Dieu est le lieu des esprits comme l’espace est le lieu des corps.
MALEBRANCHE.
I
Il y a un peu moins d’un an, le monde littéraire était convié à une représentation singulière. Un simple particulier avait loué la salle de la Renaissance, pour y faire jouer, par une troupe de province, un pamphlet dialogué intitulé Maria Stella.
De ce pamphlet, je ne dirai rien, sinon qu’on s’attendait à de fortes tempêtes dans la salle, bien qu’on n’y fût admis que sur carte d’invitation nominative. Ces prévisions ne se réalisèrent point. De toutes les sociétés parisiennes, le monde littéraire est encore, aujourd’hui, le moins mal élevé. Aussi, bien que ce fussent des excentriques qui dominassent dans ce public non moins extraordinaire que la pièce, il n’y eut ni gros mots, ni voies de fait, et l’on n’échangea que des altercations suffisamment attiques.
Vivant depuis bien longtemps en ermite, j’aurais sûrement perdu le plus grand charme d’un spectacle qui n’était pas sur la scène, si le hasard ne m’avait placé entre d’aimables boulevardiers connaissant à fond leur tout-Paris.
D’une part, c’était le poète marseillais, Clovis Hugues, avec son héroïque épouse ; de l’autre, M. Bonnetain, reporter théâtral du Figaro, que je connaissais pour lui avoir parlé une fois. Ces voisins furent d’une courtoisie qui ne laissait pas de m’étonner un peu de la part du poète marseillais, véritable type de faune de l’époque préhistorique, et cependant c’était le plus complaisant.
À l’heure des entractes, au moment où tout l’orchestre se retournait et quel orchestre ! si quelque visage extraordinaire me frappait, je n’avais qu’à m’adresser à lui pour savoir immédiatement le nom de son propriétaire.
Or, il en fut un qui n’attira pas seulement mon attention, mais celle de toute la salle. C’était celui d’un homme grand et élégant, aux traits nobles et fins, empreints d’une singulière mélancolie. Il n’y avait de bizarre en lui qu’une épaisse chevelure grisonnante, en coup de vent. Cette excentricité n’était pas d’un gentleman, mais pouvait être d’un gentilhomme.
En effet, l’inconnu me rappelait, quoique plus jeune et plus svelte, une glorieuse épave de l’époque romantique que j’avais souvent rencontrée dans le faubourg Saint-Germain, au temps de ma jeunesse : Barbey d’Aurevilly. Il me sembla que l’homme que j’avais en face de moi devait être de la même famille d’écrivains, et comme tout ce qui est excentrique a le don d’intéresser les femmes, ce fut instinctivement à ma voisine que je demandai le nom de l’inconnu.

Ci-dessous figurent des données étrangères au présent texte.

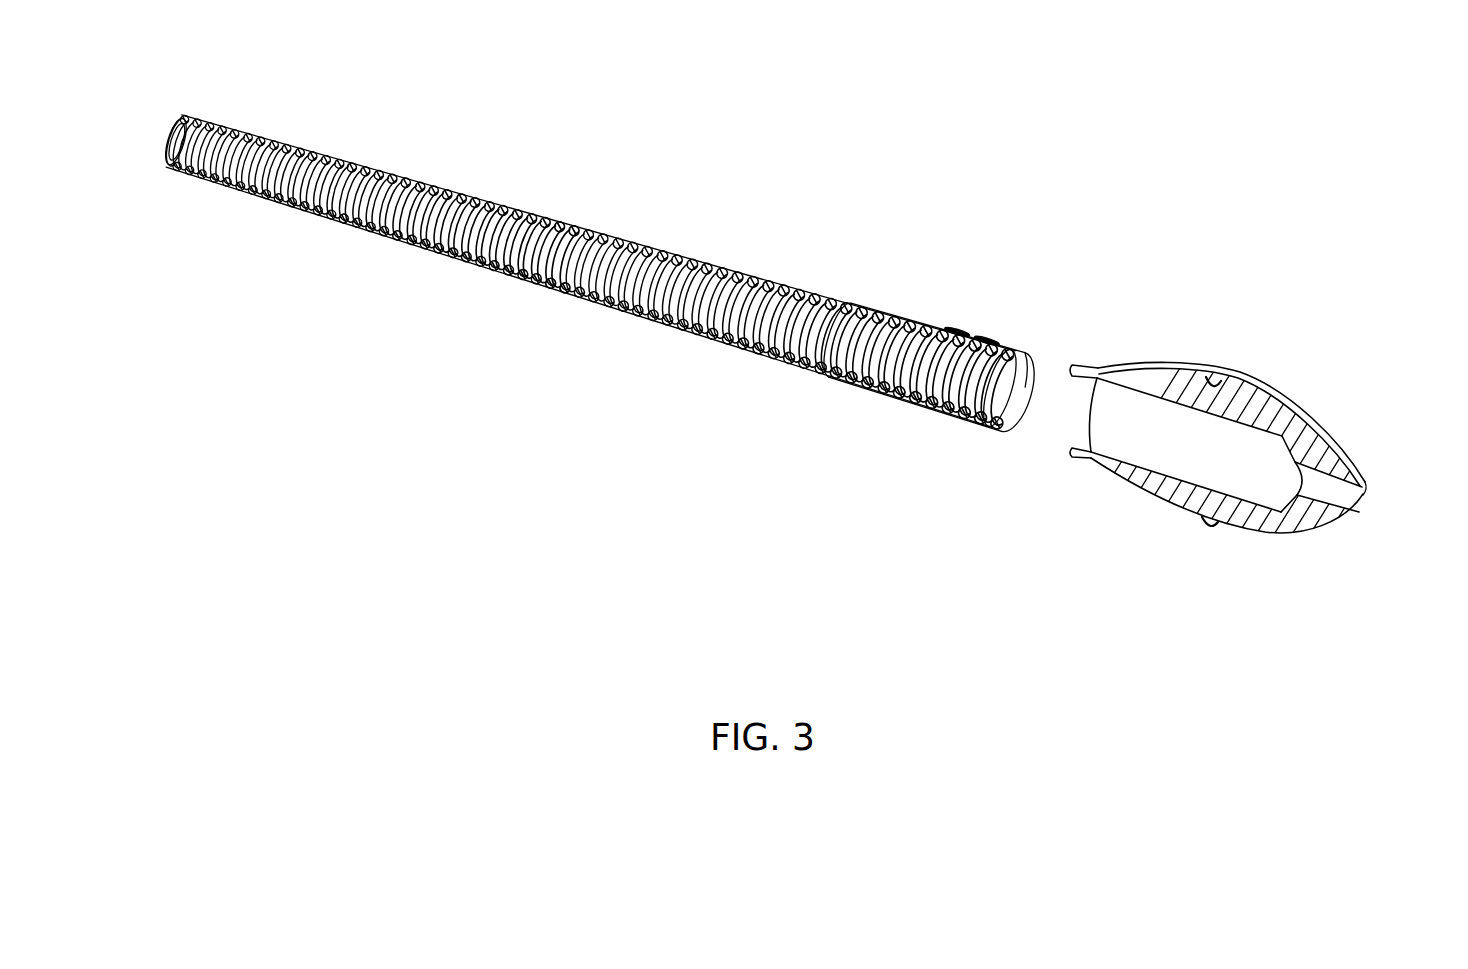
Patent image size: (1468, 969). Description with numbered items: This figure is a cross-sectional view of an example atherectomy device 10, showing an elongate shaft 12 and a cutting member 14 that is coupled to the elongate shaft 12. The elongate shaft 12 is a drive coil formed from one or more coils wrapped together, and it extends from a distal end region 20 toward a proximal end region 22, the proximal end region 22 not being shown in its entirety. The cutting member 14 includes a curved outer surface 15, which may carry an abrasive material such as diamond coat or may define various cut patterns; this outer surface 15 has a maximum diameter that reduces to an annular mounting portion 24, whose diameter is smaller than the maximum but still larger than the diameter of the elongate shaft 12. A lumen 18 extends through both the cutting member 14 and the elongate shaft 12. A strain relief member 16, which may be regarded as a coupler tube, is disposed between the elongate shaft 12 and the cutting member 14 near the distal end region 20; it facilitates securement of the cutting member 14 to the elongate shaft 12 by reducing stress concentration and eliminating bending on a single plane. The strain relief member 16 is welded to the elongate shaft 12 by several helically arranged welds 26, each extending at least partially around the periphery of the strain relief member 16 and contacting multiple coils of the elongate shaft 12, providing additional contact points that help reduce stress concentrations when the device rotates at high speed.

« Villiers de l’Isle-Adam, » répondit-elle sans rien ajouter, comme si je devais savoir le reste.
Je ne savais rien du tout du Villiers de l’Isle-Adam que j’avais sous les yeux, mais, en revanche, j’ai touché quatre fois dans ma vie à l’île de Rhodes, et j’ai vu encore debout cette église de Saint-Jean qui fit explosion, il y a trente ans, avec la poudre enfermée dans ses souterrains, à l’insu de tout le monde. Or, c’était Philippe Villiers de l’Isle-Adam, issu d’une des plus anciennes familles de France, qui avait défendu Rhodes contre les Turcs en 1522, en qualité de quarante-troisième grand maître de l’ordre de Saint-Jean de Jérusalem, et il avait dû capituler faute de poudre. On avait accusé de trahison un commandeur de la langue de Portugal, qui avait été jugé, condamné et exécuté de ce fait, et au bout de près de quatre siècles, le hasard était venu confirmer ce jugement. Des poudres avaient été dissimulées sous l’église de Saint-Jean, dans des souterrains inconnus de tout le monde. Des maraudeurs turcs avaient découvert des barils qu’ils croyaient sans doute pleins d’or ; ils en approchèrent une lumière qui y mit le feu. Quoique cette poudre datât de quatre siècles, l’explosion fut telle qu’elle pulvérisa une bonne partie de la ville, la plus curieuse. Aujourd’hui, il ne reste plus de l’église Saint-Jean qu’un vaste entonnoir qui ressemble au cratère d’un volcan.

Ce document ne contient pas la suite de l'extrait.